À quelques jours d’un scrutin présidentiel décisif, le duel entre Brice Clotaire Oligui Nguema et Alain-Claude Bilie-By-Nze polarise l’attention. L’un incarne une transformation enracinée dans les réalités locales, l’autre tente une opération de reconversion politique périlleuse. Analyse comparative de deux visions pour le Gabon.
À mesure que l’échéance du 12 avril approche, les projecteurs se braquent sur les deux figures les plus en vue de la campagne : Brice Clotaire Oligui Nguema, président de la Transition, et Alain-Claude Bilie-By-Nze, ancien Premier ministre d’Ali Bongo, désormais candidat d’une « rupture » qui peine à convaincre. Derrière les slogans et les promesses, deux projets de société radicalement opposés. L’un, enraciné dans l’expérience de la gouvernance et porté par un leadership pragmatique. L’autre, en quête de légitimité, tente de faire oublier un passé encore trop proche pour être effacé.
Bilie-By-Nze, le funambule de la « rupture »
Alain-Claude Bilie-By-Nze avance masqué. Arborant un Contrat national de rupture et de redressement (CN2R) articulé autour de 12 mesures à mettre en œuvre en 100 jours, il tente de faire oublier son pedigree de baron du régime Bongo. Mais derrière les formules accrocheuses, son programme souffre d’incohérences majeures.
Son virage libéral annoncé reste flou, et l’ouverture vers les institutions financières internationales, loin de garantir la souveraineté, pourrait placer le Gabon sous la coupe d’un FMI souvent synonyme d’austérité. Quant à la suppression d’institutions comme le Sénat ou le Conseil économique, elle soulève des inquiétudes quant à la stabilité démocratique. L’approche sécuritaire, elle, flirte avec un discours anxiogène, axé sur l’expulsion des étrangers en situation irrégulière, au détriment d’une politique migratoire humaine et structurée.
Enfin, sa proposition de « minimum jeunesse » se révèle largement insuffisante dans un pays où la majorité des jeunes n’ont pas accès à l’université. Le tout, sans vision d’ensemble, ni véritable colonne vertébrale économique.

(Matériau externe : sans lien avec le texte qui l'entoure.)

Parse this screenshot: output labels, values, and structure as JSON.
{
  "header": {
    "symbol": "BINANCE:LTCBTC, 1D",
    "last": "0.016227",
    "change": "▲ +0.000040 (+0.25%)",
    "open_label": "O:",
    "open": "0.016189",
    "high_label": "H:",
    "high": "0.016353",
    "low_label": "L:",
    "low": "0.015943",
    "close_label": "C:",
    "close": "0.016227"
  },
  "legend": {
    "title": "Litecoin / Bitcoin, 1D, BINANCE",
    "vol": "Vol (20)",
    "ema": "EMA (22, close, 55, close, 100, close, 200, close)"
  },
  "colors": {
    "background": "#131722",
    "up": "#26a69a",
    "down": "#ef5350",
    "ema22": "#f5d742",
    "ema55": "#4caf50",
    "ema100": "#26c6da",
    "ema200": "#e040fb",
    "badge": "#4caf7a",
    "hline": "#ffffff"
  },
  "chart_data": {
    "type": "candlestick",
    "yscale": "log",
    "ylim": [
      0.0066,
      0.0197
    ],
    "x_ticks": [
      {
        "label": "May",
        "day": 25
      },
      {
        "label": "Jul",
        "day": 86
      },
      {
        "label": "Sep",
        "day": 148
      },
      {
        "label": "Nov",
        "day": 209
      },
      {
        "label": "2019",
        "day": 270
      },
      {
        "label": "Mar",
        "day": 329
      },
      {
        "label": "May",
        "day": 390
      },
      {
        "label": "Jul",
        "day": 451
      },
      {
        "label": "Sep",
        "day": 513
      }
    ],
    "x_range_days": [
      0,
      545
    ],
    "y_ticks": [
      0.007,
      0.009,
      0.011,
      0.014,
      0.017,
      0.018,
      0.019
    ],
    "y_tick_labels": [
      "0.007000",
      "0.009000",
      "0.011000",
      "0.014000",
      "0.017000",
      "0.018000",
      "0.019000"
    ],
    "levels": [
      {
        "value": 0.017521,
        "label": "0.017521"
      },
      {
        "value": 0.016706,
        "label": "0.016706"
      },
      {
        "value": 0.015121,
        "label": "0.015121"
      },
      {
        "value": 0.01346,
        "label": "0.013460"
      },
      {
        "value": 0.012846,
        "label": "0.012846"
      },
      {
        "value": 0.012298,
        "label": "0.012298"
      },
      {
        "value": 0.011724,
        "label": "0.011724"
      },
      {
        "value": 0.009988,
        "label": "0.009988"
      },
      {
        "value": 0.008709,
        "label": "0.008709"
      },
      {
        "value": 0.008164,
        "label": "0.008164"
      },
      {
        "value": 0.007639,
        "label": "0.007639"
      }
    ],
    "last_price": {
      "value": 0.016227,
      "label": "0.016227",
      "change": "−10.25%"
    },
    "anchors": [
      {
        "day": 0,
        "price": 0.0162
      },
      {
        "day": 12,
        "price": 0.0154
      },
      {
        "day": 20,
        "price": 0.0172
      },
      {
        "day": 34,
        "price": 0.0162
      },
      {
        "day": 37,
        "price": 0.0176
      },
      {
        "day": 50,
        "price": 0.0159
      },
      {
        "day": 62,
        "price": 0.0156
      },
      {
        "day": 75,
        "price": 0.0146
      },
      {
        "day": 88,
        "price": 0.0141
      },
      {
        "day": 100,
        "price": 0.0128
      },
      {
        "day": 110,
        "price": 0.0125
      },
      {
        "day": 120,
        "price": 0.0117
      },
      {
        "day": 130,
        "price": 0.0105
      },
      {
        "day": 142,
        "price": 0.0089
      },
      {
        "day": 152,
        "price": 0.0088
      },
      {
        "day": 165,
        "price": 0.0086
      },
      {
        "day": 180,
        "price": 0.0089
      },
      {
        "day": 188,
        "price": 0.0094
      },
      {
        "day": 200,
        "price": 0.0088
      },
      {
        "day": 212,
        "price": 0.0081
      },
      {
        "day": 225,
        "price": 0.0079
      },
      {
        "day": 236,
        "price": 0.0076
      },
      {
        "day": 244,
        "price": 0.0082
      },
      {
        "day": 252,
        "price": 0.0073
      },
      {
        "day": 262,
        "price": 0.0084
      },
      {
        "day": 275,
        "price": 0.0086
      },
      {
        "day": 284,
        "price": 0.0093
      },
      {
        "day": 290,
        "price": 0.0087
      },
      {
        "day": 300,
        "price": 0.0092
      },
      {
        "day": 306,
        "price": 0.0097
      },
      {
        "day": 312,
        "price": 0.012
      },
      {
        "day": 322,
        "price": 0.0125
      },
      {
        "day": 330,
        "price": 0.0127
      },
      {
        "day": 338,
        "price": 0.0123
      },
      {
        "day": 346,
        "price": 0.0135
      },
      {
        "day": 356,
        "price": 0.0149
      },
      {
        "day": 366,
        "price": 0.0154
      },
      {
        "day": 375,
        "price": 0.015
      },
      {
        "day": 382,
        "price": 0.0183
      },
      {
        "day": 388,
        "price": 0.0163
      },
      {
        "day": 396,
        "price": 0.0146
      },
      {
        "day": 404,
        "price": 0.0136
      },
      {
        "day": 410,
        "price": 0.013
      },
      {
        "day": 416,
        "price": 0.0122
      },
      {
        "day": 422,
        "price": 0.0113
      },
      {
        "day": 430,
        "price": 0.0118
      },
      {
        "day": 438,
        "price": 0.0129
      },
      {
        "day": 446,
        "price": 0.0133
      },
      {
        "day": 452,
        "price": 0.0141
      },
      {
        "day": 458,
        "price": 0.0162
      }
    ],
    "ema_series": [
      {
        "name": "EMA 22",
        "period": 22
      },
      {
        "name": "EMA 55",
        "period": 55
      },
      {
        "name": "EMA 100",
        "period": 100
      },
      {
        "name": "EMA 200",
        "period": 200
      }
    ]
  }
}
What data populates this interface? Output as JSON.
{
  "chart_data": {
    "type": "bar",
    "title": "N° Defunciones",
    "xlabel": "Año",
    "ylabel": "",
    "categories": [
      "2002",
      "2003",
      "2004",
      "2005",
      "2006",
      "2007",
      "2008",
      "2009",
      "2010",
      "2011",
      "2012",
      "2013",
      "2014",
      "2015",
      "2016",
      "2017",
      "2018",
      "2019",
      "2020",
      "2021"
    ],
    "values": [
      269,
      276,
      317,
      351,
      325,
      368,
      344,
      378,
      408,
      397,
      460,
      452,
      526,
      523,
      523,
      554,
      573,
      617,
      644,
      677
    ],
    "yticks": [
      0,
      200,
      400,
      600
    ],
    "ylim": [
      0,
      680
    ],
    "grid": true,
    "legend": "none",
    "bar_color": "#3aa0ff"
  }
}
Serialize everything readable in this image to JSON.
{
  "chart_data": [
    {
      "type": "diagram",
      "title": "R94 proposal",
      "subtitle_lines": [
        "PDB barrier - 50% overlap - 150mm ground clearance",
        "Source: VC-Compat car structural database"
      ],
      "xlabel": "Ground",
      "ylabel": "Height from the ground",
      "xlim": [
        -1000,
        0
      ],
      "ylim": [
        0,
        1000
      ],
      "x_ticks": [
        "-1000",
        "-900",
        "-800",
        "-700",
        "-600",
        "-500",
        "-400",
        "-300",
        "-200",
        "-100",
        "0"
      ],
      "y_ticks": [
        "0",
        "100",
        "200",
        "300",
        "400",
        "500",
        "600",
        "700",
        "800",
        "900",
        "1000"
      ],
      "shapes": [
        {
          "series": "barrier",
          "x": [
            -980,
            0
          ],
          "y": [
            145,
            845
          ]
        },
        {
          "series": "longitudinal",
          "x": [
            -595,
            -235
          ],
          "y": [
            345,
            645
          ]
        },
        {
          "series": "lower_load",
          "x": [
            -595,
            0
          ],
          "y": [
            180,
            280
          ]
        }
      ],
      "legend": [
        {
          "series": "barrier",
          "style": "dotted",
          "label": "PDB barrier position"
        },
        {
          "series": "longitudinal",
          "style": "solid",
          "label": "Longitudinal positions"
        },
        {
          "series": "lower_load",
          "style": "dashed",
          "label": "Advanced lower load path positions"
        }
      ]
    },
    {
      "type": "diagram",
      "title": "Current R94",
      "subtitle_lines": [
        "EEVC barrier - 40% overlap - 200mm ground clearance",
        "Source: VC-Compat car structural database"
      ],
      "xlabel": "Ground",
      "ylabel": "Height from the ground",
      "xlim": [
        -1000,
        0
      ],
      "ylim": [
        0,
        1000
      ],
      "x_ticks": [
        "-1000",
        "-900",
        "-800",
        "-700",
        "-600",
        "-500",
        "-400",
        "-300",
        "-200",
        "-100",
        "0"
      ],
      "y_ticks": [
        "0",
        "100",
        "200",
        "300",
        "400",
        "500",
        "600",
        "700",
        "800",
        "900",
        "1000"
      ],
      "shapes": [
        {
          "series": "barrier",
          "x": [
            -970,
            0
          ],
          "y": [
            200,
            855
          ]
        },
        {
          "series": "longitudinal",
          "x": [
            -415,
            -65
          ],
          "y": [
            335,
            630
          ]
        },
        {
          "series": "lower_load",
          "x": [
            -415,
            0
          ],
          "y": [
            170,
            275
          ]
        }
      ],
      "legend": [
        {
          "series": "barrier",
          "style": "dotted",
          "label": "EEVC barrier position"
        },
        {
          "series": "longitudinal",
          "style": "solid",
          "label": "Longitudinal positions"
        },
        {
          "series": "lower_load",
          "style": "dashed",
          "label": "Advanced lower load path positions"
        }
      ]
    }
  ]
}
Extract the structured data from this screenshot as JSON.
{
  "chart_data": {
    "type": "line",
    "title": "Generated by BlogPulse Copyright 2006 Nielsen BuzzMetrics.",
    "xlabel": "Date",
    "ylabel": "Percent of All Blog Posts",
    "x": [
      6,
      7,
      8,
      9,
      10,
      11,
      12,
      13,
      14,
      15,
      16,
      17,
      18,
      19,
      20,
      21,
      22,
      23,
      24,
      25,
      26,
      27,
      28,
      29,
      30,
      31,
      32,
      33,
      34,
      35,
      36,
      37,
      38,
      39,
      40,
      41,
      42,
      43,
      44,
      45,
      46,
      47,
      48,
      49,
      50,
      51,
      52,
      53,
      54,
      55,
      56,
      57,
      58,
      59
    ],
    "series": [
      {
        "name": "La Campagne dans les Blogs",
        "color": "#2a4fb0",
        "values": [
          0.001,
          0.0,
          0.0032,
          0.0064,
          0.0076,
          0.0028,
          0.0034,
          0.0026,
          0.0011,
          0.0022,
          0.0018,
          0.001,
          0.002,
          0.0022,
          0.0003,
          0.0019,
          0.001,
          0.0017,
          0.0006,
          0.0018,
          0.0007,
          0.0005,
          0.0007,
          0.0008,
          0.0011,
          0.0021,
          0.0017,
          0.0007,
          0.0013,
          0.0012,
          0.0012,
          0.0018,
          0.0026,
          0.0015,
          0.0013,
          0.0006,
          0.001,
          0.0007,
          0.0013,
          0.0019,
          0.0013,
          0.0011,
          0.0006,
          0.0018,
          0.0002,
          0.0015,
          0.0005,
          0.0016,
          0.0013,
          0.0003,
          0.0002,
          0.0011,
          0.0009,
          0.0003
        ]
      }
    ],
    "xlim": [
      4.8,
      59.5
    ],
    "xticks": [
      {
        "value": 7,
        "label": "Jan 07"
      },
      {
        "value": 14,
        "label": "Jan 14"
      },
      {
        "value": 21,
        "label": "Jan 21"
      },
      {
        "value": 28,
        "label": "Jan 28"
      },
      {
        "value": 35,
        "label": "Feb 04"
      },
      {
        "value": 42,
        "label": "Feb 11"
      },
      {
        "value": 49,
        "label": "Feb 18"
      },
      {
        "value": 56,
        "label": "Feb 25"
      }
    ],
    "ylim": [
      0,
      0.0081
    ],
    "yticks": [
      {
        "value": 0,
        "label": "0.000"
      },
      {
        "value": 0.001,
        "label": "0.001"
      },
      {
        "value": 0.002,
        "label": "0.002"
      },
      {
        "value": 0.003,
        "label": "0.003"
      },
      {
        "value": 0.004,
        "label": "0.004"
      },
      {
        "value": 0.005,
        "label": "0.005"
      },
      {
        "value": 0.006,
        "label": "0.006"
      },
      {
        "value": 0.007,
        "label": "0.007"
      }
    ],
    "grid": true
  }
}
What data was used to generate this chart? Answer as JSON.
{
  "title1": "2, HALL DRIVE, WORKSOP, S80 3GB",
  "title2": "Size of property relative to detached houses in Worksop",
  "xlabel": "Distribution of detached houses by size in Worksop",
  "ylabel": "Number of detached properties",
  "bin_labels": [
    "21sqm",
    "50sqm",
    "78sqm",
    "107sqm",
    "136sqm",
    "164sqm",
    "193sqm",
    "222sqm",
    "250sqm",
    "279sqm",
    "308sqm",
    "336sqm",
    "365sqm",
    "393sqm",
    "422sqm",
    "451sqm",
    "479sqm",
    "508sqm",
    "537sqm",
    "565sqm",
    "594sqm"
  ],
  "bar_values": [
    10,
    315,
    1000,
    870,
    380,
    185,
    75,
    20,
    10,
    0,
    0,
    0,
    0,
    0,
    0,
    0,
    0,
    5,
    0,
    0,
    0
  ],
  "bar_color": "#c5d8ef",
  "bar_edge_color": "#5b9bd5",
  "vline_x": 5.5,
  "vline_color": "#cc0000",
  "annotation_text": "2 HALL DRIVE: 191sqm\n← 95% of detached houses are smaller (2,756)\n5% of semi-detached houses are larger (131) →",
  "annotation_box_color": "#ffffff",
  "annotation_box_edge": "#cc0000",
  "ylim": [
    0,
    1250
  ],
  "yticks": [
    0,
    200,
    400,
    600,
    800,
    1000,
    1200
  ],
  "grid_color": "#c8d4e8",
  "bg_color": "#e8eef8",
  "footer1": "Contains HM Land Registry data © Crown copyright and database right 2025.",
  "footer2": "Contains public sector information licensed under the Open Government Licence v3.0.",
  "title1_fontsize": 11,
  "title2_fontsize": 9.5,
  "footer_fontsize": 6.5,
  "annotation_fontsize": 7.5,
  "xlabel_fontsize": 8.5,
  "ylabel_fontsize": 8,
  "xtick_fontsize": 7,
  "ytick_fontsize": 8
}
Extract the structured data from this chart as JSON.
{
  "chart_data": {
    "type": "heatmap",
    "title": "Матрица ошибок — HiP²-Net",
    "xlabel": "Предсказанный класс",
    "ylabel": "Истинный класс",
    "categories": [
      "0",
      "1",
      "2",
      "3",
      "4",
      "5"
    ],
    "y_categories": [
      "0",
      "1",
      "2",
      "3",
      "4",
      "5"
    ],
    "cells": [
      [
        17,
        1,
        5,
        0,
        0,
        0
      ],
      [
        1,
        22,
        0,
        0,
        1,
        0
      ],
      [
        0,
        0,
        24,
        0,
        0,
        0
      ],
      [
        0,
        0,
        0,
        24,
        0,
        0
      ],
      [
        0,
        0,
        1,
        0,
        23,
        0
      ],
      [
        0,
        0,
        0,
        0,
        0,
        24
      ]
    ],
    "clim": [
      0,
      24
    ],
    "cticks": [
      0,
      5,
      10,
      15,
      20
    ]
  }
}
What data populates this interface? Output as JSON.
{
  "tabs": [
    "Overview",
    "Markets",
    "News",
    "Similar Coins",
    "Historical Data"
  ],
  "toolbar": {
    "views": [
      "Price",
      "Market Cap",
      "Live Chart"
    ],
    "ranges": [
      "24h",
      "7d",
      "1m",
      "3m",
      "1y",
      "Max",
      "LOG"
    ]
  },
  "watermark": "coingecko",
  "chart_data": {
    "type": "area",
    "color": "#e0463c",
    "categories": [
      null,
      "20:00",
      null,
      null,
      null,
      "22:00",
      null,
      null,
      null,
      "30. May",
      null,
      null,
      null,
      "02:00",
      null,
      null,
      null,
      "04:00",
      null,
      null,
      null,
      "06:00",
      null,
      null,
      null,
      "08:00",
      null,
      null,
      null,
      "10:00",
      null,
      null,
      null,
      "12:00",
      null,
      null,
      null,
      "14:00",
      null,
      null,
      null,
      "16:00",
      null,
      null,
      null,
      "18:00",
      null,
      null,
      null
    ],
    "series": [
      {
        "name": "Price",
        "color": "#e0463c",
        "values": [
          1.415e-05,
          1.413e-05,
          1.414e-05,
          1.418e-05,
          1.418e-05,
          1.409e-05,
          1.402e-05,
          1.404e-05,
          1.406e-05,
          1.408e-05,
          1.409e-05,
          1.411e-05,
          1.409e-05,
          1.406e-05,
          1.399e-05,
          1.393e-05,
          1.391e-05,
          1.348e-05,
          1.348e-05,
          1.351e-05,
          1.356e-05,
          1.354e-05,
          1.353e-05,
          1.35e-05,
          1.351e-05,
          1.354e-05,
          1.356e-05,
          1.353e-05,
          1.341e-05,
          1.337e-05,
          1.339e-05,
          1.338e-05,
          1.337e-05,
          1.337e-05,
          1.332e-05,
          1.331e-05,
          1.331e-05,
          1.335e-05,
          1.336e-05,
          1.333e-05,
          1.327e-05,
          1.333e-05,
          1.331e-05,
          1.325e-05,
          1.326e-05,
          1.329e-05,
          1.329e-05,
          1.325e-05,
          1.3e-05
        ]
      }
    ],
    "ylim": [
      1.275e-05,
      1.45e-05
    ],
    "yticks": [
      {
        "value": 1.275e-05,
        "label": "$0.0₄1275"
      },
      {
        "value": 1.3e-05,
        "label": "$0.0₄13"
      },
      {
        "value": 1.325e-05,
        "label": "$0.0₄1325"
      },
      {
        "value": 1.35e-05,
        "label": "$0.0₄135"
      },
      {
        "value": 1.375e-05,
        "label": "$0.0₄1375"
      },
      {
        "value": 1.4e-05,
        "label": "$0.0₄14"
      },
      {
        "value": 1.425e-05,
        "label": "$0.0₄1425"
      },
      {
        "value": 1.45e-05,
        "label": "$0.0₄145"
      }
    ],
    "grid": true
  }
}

Oligui Nguema, la méthode du concret
À l’opposé, Brice Clotaire Oligui Nguema déroule un projet cohérent, structuré et inscrit dans la continuité des 19 mois de transition qu’il a dirigés. Ses 15 engagements prioritaires, rassemblés sous le slogan « Bâtissons l’édifice nouveau », affichent une volonté de transformation en profondeur, loin du marketing politique.
Plutôt que de brader la souveraineté économique, Oligui parie sur une stratégie de développement endogène : pôles agricoles régionaux, industrialisation locale, accès au crédit pour les agriculteurs, politique foncière ambitieuse avec le programme « Un Gabonais, Un Titre Foncier ». Sur le plan social, il propose des mesures inclusives, avec la création de centres de redressement pour les jeunes en rupture, l’implantation de lycées techniques agricoles et un programme culturel d’envergure, « Okoumé Talent ».
En matière d’infrastructures, la priorité est claire : garantir l’accès universel à l’eau potable et à l’électricité, deux urgences nationales. Là où ACBBN propose une privatisation déguisée de la gestion de l’eau, Oligui choisit la souveraineté des services publics essentiels.
Sur le volet gouvernance, Oligui préfère moderniser plutôt que démanteler. Digitalisation de l’administration, simplification des procédures, efficacité accrue sans bouleverser l’équilibre institutionnel.
Le choix du réel contre l’illusion
Ce qui distingue véritablement Oligui Nguema de son principal challenger, c’est sa maîtrise des réalités du pays. Là où Bilie-By-Nze parle de rupture en oubliant sa propre responsabilité dans le système qu’il prétend dénoncer, Oligui agit, avec méthode, sur les leviers structurels de transformation.
Son programme n’est pas une simple promesse électorale. Il est la continuité d’un chantier entamé depuis le 30 août 2023, jour où le Gabon a tourné la page d’un régime à bout de souffle. Il est aussi l’expression d’une vision à long terme, où chaque mesure s’inscrit dans une logique de souveraineté, de résilience et de développement durable.
Verdict
Dans cette élection où l’avenir du pays est en jeu, les Gabonais devront trancher entre un projet ancré dans le réel, porté par un homme qui a commencé à restaurer la République, et un discours de rupture fragile, porté par un homme qui fut longtemps le visage d’un pouvoir déconnecté.